When a patient undergoes a major surgery or contracts an infection such as sepsis, it can excessively inflame organs throughout the body including the brain, sometimes leading to long-lasting cognitive impairment, especially in older patients.

In a study published in Advanced Science, McGrath's team used tissue chips to show what happens at the barrier when the body suffers a cytokinetic storm-when the immune system creates an uncontrollable systemic inflammatory response. Their experiments showed that with a high enough cytokine storm, the blood-brain barrier breaks down, leading to brain injury.

Two different stress signals-blood proteins that leak into the brain, like fibrinogen, together with inflammatory cytokines-can work together to trigger harmful changes in brain support cells called astrocytes. At the same time, we found that the natural force of blood flow helps the blood-brain barrier stay stronger against these challenges. To me, this shows how both biology and engineering principles can come together to give us new insights into how the brain protects itself-and what goes wrong in disease."

Kaihua Chen, a biomedical engineering PhD student and lead author of the study

McGrath says that in the future, the team hopes to integrate more components of the brain on the brain side of the chip, including critical immune cells in the brain known as the microglia, to better understand how neurons are damaged during these inflammatory events.
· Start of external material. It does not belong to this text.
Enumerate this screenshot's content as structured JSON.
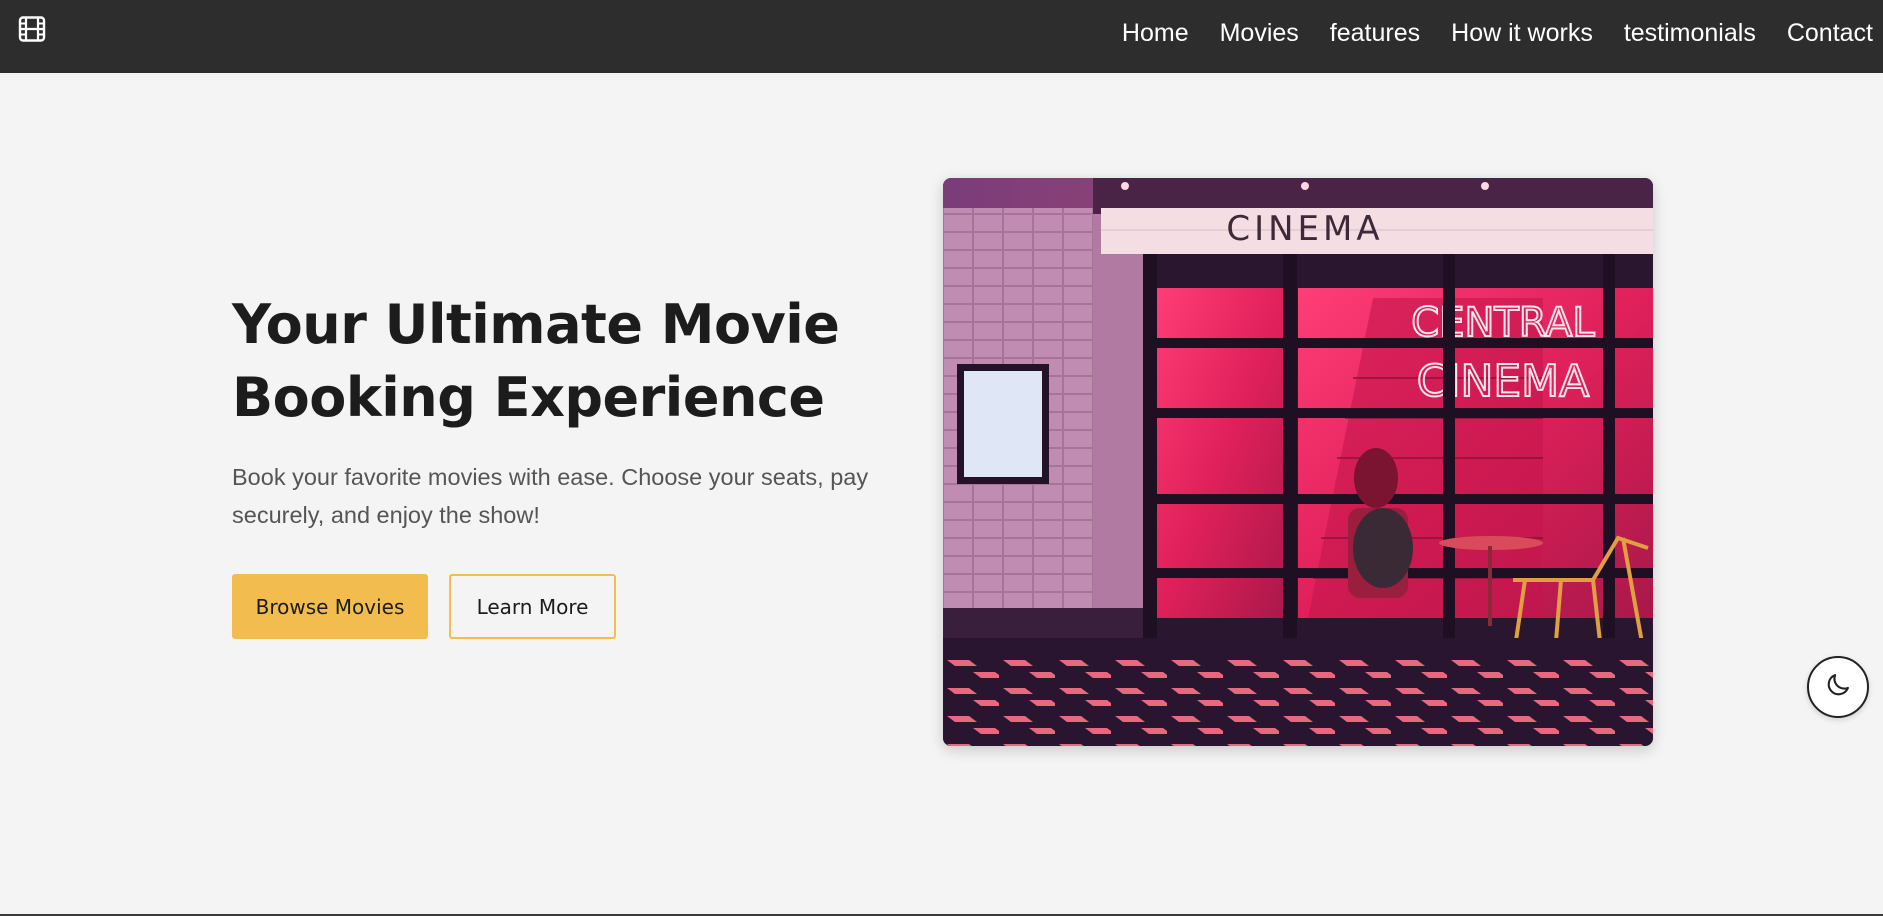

Ultimately, he hopes the chips can be used to prevent brain injuries in patients undergoing cytokine storms.

"We hope that by building these tissue models in chip format, we can arrange many brain models in a high-density array to screen candidates for neuroprotective drugs and develop brain models with diverse genetic backgrounds, including those that may be vulnerable or resilient to cytokine storms," says McGrath.

The researchers also envision their models being used in personalized medicine, tailored to individual patients' needs.
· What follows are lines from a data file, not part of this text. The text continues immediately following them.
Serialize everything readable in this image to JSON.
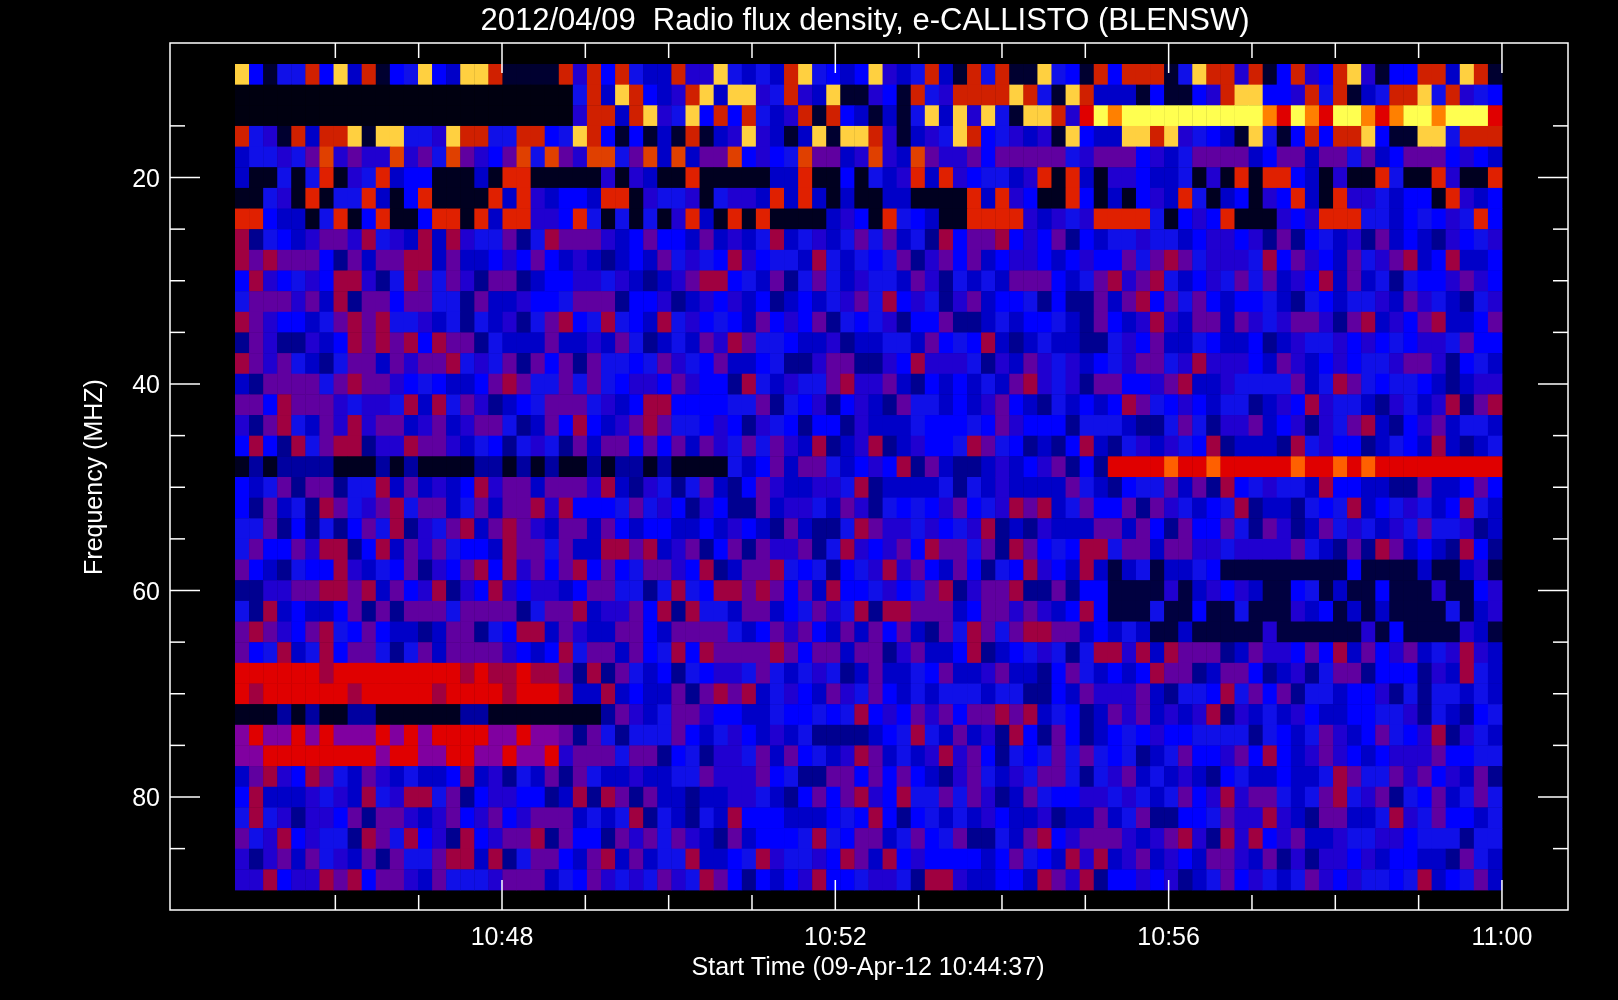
{
  "title": "2012/04/09  Radio flux density, e-CALLISTO (BLENSW)",
  "y_axis": {
    "label": "Frequency (MHZ)",
    "ticks": [
      "20",
      "40",
      "60",
      "80"
    ]
  },
  "x_axis": {
    "label": "Start Time (09-Apr-12 10:44:37)",
    "ticks": [
      "10:48",
      "10:52",
      "10:56",
      "11:00"
    ]
  }
}
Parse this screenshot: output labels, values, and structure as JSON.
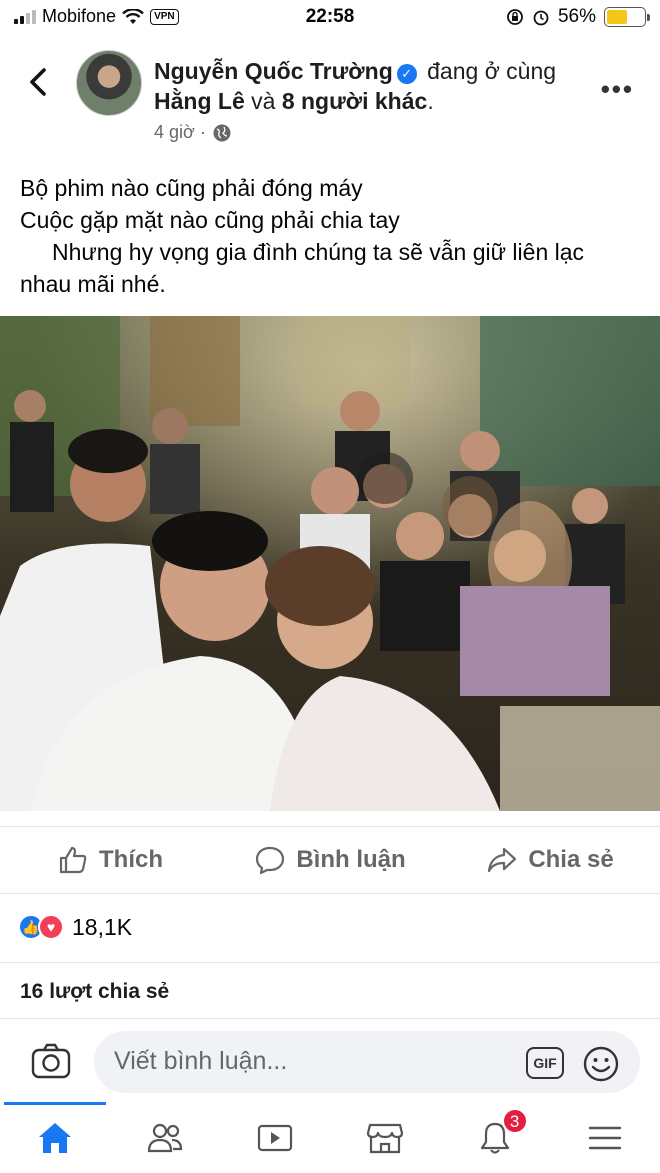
{
  "status_bar": {
    "carrier": "Mobifone",
    "vpn_label": "VPN",
    "time": "22:58",
    "battery": "56%",
    "battery_level": 0.56,
    "icons": [
      "signal-icon",
      "wifi-icon",
      "rotation-lock-icon",
      "alarm-icon",
      "battery-icon"
    ]
  },
  "post": {
    "author": "Nguyễn Quốc Trường",
    "tag_prefix": "đang ở",
    "tag_with": "cùng",
    "tag_person": "Hằng Lê",
    "tag_and": "và",
    "tag_others": "8 người khác",
    "tag_end": ".",
    "time": "4 giờ ·",
    "text_lines": [
      "Bộ phim nào cũng phải đóng máy",
      "Cuộc gặp mặt nào cũng phải chia tay",
      "Nhưng hy vọng gia đình chúng ta sẽ vẫn giữ liên lạc nhau mãi nhé."
    ]
  },
  "actions": {
    "like": "Thích",
    "comment": "Bình luận",
    "share": "Chia sẻ"
  },
  "stats": {
    "reactions": "18,1K",
    "shares": "16 lượt chia sẻ"
  },
  "comment_box": {
    "placeholder": "Viết bình luận...",
    "gif_label": "GIF"
  },
  "nav": {
    "items": [
      "home-icon",
      "friends-icon",
      "watch-icon",
      "marketplace-icon",
      "notifications-icon",
      "menu-icon"
    ],
    "notification_count": "3"
  },
  "colors": {
    "accent": "#1877f2",
    "badge": "#e41e3f",
    "secondary_text": "#65676b"
  }
}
"If a patient is about to undergo a chemotherapy or a major surgery that risks generating cytokine storm, a chip modeling that specific patient's brain tissue could be used to evaluate risk and guide drug choice and dosing to help prevent brain injury as an outcome," McGrath says.

A missing key to brain health

A second study, published in Materials Today Bio, looked at pericytes, which are support cells that play an important but still not fully understood role in maintaining the blood-brain barrier. Previous studies have shown that in cases of systemic inflammation and neurodegenerative diseases, there are far fewer pericytes than in healthy brains, but it was not fully known why.

McGrath's team engineered holes and defects in endothelial tissue-the groups of cells that form blood vessels- and introduced pericytes to see what would happen.

"It's difficult for endothelial cells to create a proper barrier when they're dealing with these large holes," says McGrath. "When we add the pericytes to the membrane, they create a beautiful matrix of structural fibers that fill those holes so the endothelial cells can make their vital barrier function."

Demonstrating the interaction between pericytes and endothelial cells opens the door to therapeutics that can preserve or introduce more pericytes to help keep the blood-brain barrier stable.

"By creating defects in the endothelial cell layer, we're letting the cells interact more directly, allowing the pericytes to provide some of the support they do in the body," says Michelle Trempel, a biomedical engineering PhD student and lead author of the study. "This is important because pericyte loss is implicated in many neurodegenerative diseases, so having a model where pericytes are providing support lets us study the impact of pericyte loss in the future."

Key collaborators on the studies included Harris (Handy) Gelbard, director of the Center for Neurotherapeutics Discovery at the University of Rochester Medical Center, Professor Niccolò Terrando from the Department of Anesthesiology at the Duke University School of Medicine, and Britta Engelhardt of the Theodor Kocher Institute at the University of Bern. The research was supported by funding from the National Institutes of Health and a pre-doctoral fellowship from the International Foundation for Ethical Research to Kaihua Chen.